Kwashiorkor is the name given to a syndrome often found in communities with poor access to food. It is particularly associated with children shortly after weaning. It is characterised by oedema (swelling), especially of the extremities, a distended abdomen, an enlarged, fatty liver, and changes to skin and hair colouration.
Although this cluster of symptoms had often been observed in young children and in food insecure communities throughout the historical record, it was only identified as a syndrome and named in the 1930s in two papers by Cicely Williams, a doctor working in the Colonial Medical Service on the Gold Coast (modern day Ghana). Williams later became the first head of the Maternal and Child Health division of the WHO, and was among many to support further investigation into kwashiorkor. By the 1950s it was widely believed both that kwashiorkor was caused by diets with sufficient calories but deficient in protein, and that it was the leading cause of child mortality in the world.

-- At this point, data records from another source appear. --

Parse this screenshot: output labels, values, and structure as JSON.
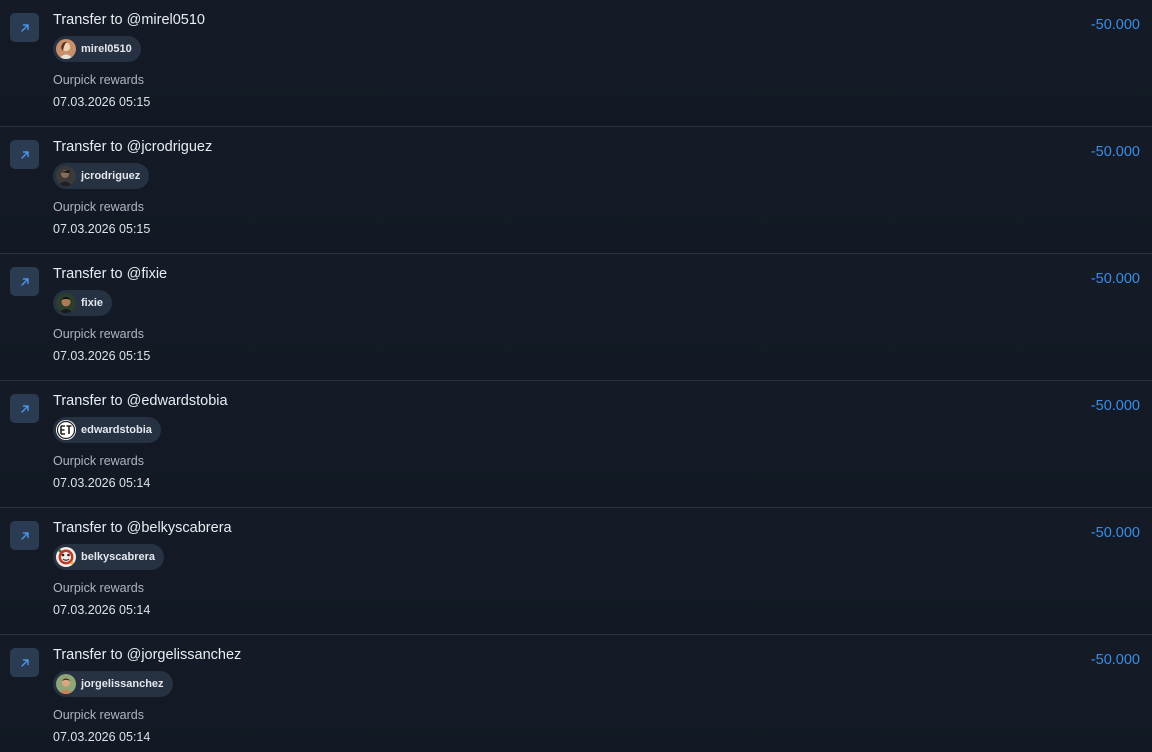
{
  "colors": {
    "background": "#131a25",
    "amount": "#3b8de6",
    "icon_bg": "#2b3b52",
    "icon_arrow": "#4d95e8",
    "chip_bg": "#263242"
  },
  "transactions": [
    {
      "icon": "arrow-up-right-icon",
      "title": "Transfer to @mirel0510",
      "username": "mirel0510",
      "category": "Ourpick rewards",
      "timestamp": "07.03.2026 05:15",
      "amount": "-50.000"
    },
    {
      "icon": "arrow-up-right-icon",
      "title": "Transfer to @jcrodriguez",
      "username": "jcrodriguez",
      "category": "Ourpick rewards",
      "timestamp": "07.03.2026 05:15",
      "amount": "-50.000"
    },
    {
      "icon": "arrow-up-right-icon",
      "title": "Transfer to @fixie",
      "username": "fixie",
      "category": "Ourpick rewards",
      "timestamp": "07.03.2026 05:15",
      "amount": "-50.000"
    },
    {
      "icon": "arrow-up-right-icon",
      "title": "Transfer to @edwardstobia",
      "username": "edwardstobia",
      "category": "Ourpick rewards",
      "timestamp": "07.03.2026 05:14",
      "amount": "-50.000"
    },
    {
      "icon": "arrow-up-right-icon",
      "title": "Transfer to @belkyscabrera",
      "username": "belkyscabrera",
      "category": "Ourpick rewards",
      "timestamp": "07.03.2026 05:14",
      "amount": "-50.000"
    },
    {
      "icon": "arrow-up-right-icon",
      "title": "Transfer to @jorgelissanchez",
      "username": "jorgelissanchez",
      "category": "Ourpick rewards",
      "timestamp": "07.03.2026 05:14",
      "amount": "-50.000"
    }
  ]
}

Later work has complicated both the epidemiology and medicine of kwashiorkor. By the early 1970s it was clear that in many communities, diseases of food insecurity in young children were more likely to present as marasmus (see Protein malnutrition and PEM) than as kwashiorkor—sometimes different presentations could be found in children eating the same diet. The idea that kwashiorkor was the leading cause of child mortality around the world was not supported by the evidence, although the claim is still sometimes made in the literature even now. It was also no longer clear that kwashiorkor was caused by specific protein deficiency, since it is rarely found without undernutrition (insufficient calories).
Even though the best treatment regimens involve gradually introducing more protein into the diet, there is still not complete agreement on the cause(s) of kwashiorkor. Poor diet, particularly a diet deficient in protein, is central, but many other factors have been argued to play a role, including recurrent gastroenteritis, fungal infections and parasites. Nevertheless, the term is still often used in typologies of protein- energy malnutrition to refer to specific protein malnutrition (see Protein malnutrition and PEM).